Some of you might even think that it is important or at least fun to meet with both old and new colleagues from all over the world. But now you have been proven wrong by famous epidemiologist John P. A. Ioannidis on the pages of prestigious medical journal JAMA.
There are at least four major reasons why conferences are not good according to Ioannidis:
Environmental burden. It has been estimated that there are more than 100,000 medical meetings per year around the globe. Each mid-sized international conference causes environmental burden of approximately 10,000 tons of carbon.
Lack of abstract peer-reviews. Many abstracts reported at the medical meetings are never published as full-text articles. The results presented to wide conference audience may be premature or inaccurate. Commonly, the results may change before final publication. What is probably even worse, some people produce abstracts just to build their curriculum vitae.
Inflated opinion leader status. Opinion leaders obtain visibility, such as plenary presentations, without necessarily proven merit or value. This applies especially to those who are in leading positions within the organizing society. This provides a bad example to young scientists who may be discouraged to think that merit, hard work, and originality of thoughts is what counts.
Industry is involved. This is not good because… Well, it just cannot be right. Although disclosure of potential conflict of interests is usually requested, it is difficult to evaluate relationship of conflicts with the data presented.
There is no doubt that Ioannidis has some valid points and I could add at least one: you often need to struggle hard to stay awake on comfortable chairs in a dim lecture hall when the presentation is not the most inspiring one.
What is pretty striking is the courage Ioannidis has to publish such unusual thoughts to the medical community. And criticism does not come without suggestion of how to make the world a better place. Ioannidis suggests smaller meetings and workshops as well as remote conferencing and electronic social networking tools. Conferences should be redesigned to be entirely committed to academic detailing. Exhibitions and satellite symposia would only deal with how to appropriately prescribe specific interventions and how to favor interventions that are inexpensive, well-tested and safe. Finally, all investigators with ties to industry during past 3 years should be excluded from the organizing committees.
I agree with the cause of protection of the environment. It is true that no one should take congress abstracts seriously. There’s undoubtedly a lot of politics involved. But when we come to the real world I believe that conferences should not be done away with.
We need true social interaction and chances for unexpected contacts, which no e-conference or social networking tool can replace.
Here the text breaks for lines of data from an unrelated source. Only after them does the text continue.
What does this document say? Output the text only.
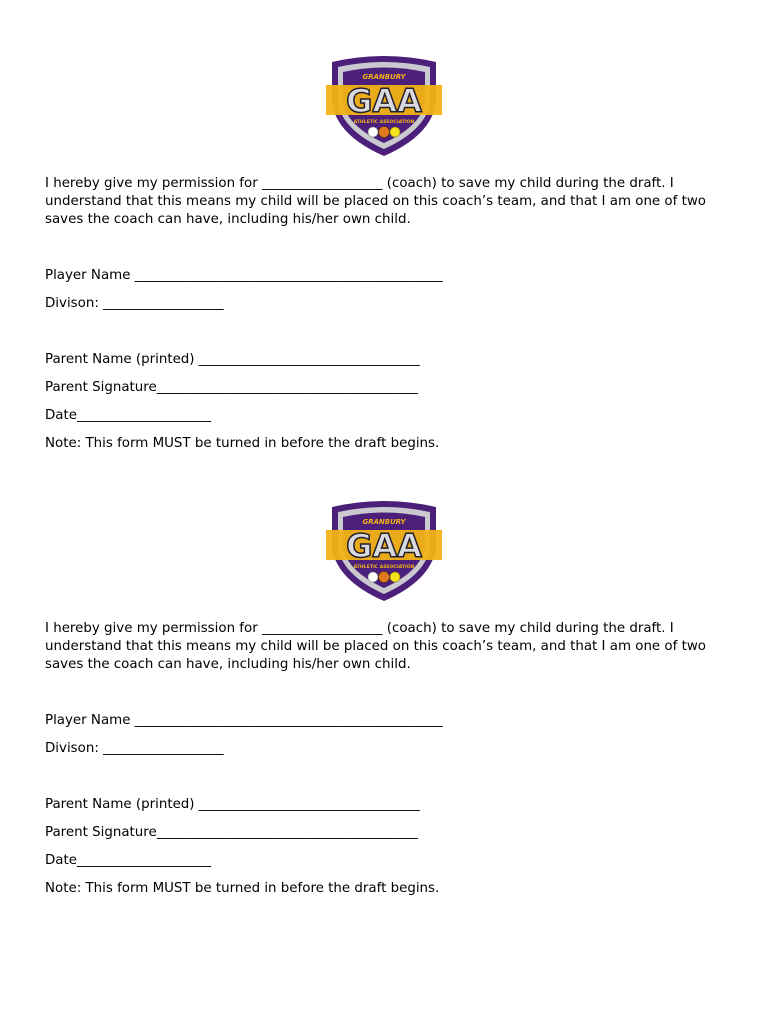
GRANBURY
GAA
ATHLETIC ASSOCIATION

I hereby give my permission for __________________ (coach) to save my child during the draft. I understand that this means my child will be placed on this coach’s team, and that I am one of two saves the coach can have, including his/her own child.

Player Name ______________________________________________

Divison: __________________

Parent Name (printed) _________________________________

Parent Signature_______________________________________

Date____________________

Note: This form MUST be turned in before the draft begins.

GRANBURY
GAA
ATHLETIC ASSOCIATION

I hereby give my permission for __________________ (coach) to save my child during the draft. I understand that this means my child will be placed on this coach’s team, and that I am one of two saves the coach can have, including his/her own child.

Player Name ______________________________________________

Divison: __________________

Parent Name (printed) _________________________________

Parent Signature_______________________________________

Date____________________

Note: This form MUST be turned in before the draft begins.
Current scientific publications are far too slow for effective information sharing. We do not know which interventions are inexpensive, well-tested and safe enough without proper academic debate. We need industry not only as a sponsor but primarily as a valuable partner to translate science into practical applications. And finally, do we really want to remove the tiny bit of glamour that is left in the working for the academia?
Despite these real-world realities, however, it is relieving to notice that out-of-the-box-thinking and idealism still exist in the medical community.
Ioannidis JPA. Are Medical Conferences Useful? And for Whom? JAMA 2012;307:1257-58.